Vertu, Gateshead car supergroup, tops £4.76bn revenue

Vertu CEO Robert Forrester

Gateshead-based Vertu Motors plc said its revenue rose 1.7% to £4.76 billion in the year ended February 28, 2025, with adjusted profit before tax falling 15.8% to £29.3 million.

Vertu is one of the UK’s six automotive retail “supergroups” that generate over £4 billion in annual turnover.

“Profits reduced year-on-year due to a weak new car retail market in the UK and pressures arising from the Government Zero Emission Vehicle (ZEV) mandate,” said Vertu.

“The Group outperformed the UK new retail market gaining market share including Battery Electric Vehicle (BEV) retail sales.”

Full year dividend fell to 2.05p per share from 2.35p. 

£4.8 million was returned to shareholders via a repurchase of 7.5 million shares during the year.

On its current trading and outlook, Vertu said: “Overall profits in March and April were ahead of prior year levels and this gives the Board confidence for the year ahead.

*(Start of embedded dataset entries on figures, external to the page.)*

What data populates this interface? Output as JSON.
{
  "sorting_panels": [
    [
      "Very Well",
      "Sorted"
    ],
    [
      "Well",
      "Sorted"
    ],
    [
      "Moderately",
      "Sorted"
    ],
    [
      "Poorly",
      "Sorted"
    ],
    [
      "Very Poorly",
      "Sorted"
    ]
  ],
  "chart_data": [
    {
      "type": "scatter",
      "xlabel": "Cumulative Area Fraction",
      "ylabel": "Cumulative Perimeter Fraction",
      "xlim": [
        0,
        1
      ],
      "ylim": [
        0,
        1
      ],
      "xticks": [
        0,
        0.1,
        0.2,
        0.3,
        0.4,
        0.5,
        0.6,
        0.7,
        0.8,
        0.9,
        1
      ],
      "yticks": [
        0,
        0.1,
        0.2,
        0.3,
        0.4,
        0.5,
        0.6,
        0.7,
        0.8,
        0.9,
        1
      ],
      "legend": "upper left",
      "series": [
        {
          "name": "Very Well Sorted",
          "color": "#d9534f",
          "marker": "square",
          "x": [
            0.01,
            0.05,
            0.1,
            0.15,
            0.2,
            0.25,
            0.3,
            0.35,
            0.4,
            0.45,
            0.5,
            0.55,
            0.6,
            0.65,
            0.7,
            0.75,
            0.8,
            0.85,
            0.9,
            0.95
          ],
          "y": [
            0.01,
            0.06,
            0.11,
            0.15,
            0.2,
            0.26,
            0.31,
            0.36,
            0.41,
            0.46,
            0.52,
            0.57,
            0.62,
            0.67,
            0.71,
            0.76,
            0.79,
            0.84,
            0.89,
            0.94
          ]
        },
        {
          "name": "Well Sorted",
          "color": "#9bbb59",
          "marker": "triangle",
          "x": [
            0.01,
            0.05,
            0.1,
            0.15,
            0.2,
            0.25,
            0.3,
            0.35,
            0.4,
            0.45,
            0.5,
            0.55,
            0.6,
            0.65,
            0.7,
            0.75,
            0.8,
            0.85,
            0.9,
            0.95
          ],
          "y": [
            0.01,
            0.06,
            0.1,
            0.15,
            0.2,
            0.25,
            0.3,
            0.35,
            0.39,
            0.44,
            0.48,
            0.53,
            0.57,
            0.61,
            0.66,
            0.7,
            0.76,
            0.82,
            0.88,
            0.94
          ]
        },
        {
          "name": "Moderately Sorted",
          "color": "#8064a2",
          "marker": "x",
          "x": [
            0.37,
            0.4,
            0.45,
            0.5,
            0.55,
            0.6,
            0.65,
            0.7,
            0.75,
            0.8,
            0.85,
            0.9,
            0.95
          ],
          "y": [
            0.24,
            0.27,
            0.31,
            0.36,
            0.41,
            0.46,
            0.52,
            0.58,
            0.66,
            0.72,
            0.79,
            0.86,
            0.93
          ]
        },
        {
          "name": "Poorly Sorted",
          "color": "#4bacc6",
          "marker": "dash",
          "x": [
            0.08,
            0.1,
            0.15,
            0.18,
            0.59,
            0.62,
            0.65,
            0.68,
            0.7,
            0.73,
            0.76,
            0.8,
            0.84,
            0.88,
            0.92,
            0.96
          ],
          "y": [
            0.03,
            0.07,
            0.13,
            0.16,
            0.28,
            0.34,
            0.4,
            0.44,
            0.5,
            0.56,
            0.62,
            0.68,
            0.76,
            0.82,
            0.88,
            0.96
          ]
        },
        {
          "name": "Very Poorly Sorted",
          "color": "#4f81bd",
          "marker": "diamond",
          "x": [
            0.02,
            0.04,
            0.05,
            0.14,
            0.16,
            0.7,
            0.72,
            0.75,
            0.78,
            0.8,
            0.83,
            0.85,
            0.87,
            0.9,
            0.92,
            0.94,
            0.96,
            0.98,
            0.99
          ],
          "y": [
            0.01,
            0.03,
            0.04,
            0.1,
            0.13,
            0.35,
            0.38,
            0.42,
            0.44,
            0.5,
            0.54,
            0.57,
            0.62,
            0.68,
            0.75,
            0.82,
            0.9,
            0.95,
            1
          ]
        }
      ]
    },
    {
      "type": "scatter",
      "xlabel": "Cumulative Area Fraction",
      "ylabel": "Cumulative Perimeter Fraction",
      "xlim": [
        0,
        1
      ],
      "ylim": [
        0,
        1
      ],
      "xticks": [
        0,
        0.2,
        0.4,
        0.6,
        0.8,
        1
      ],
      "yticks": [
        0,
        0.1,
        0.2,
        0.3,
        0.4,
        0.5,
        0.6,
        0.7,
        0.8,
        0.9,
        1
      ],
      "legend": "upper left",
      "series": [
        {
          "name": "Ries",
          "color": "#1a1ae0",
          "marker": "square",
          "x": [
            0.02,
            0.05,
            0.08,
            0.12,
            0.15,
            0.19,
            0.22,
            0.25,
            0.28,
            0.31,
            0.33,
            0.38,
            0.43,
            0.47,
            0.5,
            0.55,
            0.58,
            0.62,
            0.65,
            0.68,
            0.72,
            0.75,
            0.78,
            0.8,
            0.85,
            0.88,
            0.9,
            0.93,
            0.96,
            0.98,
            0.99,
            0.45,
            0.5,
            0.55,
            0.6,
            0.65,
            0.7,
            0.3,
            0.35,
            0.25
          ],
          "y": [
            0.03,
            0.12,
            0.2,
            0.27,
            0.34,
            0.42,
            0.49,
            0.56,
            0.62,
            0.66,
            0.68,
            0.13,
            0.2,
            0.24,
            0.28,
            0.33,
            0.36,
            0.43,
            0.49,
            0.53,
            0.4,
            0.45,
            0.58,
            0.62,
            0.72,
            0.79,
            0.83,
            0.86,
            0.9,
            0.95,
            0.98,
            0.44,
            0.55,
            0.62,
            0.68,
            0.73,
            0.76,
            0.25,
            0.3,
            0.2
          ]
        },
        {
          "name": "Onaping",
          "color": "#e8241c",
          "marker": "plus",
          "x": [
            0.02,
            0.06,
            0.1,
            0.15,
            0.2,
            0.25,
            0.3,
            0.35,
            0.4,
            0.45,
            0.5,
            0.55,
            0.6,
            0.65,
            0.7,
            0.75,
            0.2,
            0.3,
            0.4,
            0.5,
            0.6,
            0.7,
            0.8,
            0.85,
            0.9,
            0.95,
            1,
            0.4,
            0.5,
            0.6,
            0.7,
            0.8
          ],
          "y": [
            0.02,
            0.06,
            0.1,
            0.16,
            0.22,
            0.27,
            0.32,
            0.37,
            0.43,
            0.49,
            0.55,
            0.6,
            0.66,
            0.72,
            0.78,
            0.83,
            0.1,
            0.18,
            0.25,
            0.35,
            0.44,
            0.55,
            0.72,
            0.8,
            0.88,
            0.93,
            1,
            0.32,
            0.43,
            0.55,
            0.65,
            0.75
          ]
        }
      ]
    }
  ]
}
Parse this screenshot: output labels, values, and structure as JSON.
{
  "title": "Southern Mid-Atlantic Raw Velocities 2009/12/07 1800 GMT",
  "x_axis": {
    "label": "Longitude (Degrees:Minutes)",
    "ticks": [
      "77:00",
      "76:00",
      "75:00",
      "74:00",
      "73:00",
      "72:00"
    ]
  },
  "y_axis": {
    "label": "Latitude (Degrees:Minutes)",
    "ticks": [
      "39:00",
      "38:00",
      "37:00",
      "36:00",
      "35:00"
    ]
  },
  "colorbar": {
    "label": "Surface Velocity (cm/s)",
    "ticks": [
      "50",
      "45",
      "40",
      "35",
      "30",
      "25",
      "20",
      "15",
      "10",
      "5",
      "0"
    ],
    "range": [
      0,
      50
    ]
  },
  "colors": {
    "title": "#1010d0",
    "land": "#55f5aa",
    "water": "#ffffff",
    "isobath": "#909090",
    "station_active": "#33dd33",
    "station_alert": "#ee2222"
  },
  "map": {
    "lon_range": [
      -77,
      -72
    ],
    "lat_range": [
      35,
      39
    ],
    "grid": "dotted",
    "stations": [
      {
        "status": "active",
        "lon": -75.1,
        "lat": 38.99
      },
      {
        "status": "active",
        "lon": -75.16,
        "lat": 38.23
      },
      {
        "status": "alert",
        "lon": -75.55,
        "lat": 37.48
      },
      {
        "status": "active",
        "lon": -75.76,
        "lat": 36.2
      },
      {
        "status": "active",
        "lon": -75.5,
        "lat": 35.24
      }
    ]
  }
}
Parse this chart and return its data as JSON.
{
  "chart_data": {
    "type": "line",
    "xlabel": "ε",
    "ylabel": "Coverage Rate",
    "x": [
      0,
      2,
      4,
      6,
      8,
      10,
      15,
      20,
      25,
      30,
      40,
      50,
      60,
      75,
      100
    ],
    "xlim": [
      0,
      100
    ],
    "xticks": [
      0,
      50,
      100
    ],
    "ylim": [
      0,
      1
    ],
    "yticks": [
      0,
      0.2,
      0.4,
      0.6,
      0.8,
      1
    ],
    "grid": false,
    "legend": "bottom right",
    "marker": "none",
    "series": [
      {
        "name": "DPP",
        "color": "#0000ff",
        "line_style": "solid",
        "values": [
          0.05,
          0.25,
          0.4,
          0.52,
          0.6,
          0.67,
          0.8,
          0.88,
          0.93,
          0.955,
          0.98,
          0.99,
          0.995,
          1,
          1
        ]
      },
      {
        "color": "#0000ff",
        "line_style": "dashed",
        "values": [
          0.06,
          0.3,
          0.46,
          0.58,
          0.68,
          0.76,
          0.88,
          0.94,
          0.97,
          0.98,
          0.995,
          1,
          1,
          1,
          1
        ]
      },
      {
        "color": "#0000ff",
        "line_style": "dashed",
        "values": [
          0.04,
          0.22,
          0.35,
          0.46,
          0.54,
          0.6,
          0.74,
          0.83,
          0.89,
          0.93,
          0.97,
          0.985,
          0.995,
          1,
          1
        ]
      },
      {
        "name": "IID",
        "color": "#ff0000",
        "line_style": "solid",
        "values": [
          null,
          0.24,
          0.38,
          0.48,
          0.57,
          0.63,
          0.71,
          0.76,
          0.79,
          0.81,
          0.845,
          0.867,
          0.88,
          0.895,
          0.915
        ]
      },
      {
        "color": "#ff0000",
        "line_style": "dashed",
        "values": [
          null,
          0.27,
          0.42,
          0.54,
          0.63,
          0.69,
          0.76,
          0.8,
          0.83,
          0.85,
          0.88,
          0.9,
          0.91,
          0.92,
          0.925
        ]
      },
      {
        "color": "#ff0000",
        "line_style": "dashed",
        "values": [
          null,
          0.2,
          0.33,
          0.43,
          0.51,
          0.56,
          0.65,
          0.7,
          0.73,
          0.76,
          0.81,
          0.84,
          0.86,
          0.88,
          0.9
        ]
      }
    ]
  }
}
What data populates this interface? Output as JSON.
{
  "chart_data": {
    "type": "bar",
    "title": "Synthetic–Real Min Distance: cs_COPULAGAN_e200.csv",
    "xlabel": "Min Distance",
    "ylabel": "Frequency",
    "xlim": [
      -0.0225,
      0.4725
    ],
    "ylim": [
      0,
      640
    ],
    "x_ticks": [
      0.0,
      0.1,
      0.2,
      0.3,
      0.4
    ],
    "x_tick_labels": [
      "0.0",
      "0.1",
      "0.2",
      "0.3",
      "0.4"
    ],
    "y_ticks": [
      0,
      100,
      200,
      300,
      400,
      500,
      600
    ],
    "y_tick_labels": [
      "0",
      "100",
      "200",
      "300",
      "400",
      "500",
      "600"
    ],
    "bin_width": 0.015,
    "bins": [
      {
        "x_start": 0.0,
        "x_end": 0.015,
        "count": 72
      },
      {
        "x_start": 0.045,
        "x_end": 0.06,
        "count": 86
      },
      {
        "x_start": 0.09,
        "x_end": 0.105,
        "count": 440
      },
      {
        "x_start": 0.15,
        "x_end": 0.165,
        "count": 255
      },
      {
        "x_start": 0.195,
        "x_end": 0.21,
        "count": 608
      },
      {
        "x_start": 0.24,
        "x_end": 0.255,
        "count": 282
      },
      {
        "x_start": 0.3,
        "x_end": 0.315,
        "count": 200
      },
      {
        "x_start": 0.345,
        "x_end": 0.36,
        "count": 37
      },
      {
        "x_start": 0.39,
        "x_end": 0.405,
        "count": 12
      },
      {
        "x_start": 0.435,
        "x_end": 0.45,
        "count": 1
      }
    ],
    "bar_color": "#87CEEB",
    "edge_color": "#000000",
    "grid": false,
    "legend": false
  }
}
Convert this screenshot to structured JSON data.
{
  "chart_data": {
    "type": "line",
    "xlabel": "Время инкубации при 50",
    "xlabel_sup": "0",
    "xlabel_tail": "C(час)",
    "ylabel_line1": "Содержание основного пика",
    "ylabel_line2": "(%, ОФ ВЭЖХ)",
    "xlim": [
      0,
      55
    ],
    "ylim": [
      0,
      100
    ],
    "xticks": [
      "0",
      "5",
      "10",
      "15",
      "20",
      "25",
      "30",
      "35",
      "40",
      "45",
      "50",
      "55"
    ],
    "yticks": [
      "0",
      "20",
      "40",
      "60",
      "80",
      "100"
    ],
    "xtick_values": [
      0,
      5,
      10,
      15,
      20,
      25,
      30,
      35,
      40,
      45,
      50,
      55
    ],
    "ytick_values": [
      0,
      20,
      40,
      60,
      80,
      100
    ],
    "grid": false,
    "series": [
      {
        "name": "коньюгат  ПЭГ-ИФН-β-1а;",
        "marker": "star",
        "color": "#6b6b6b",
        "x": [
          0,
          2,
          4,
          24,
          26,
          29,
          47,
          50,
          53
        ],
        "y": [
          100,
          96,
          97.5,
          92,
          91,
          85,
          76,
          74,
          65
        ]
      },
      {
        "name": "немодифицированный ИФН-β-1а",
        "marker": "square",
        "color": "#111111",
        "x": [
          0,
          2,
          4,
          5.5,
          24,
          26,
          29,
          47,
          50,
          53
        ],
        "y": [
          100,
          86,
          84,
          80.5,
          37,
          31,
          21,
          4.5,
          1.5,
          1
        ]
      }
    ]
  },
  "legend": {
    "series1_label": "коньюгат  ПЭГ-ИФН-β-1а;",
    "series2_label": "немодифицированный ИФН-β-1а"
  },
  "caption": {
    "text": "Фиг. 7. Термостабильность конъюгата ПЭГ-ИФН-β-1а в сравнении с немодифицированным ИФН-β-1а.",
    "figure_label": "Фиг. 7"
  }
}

“The Group has undertaken a significant number of start-ups and acquisitions in recent periods which are on track to start to contribute in FY26.

“There remains considerable economic uncertainty in the UK, and the automotive sector generally, from the Government’s ZEV mandate, the economic impact of the Budget and the impact on Manufacturer Partners of the recent US tariffs on US auto imports.

“The Group is well positioned with stable management and a very strong balance sheet with low gearing to take advantage of opportunities as they arise.

“A £12m share buyback programme was announced in February 2025 and to 30 April 2025, £2.2m of this programme has been utilised in the purchase of 4.2m shares, leaving £9.8m to deploy.  These purchases will increase earnings per share and the Board remain committed to an ongoing buyback programme.”

Vertu Motors plc CEO Robert Forrester said: “With challenging market conditions during the Year which saw the lowest new retail car market for 25 years, we have focused on the things we can control and delivered increased new retail electric vehicle sales ahead of the market and strong performances in used cars and aftersales.  

“In addition, cash generation was robust in the second half with net debt levels reduced compared to market expectations. In anticipation of Government related cost pressures effective 1 April 2025, the business undertook a significant cost reduction programme to fully offset the impacts and position the Group for the future.

“Trading in March and April has been stronger than the prior year, as the UK retail new car market improved from its lows and the Group continued to focus on operational excellence. Our high margin Aftersales business has sustained its robust performance.”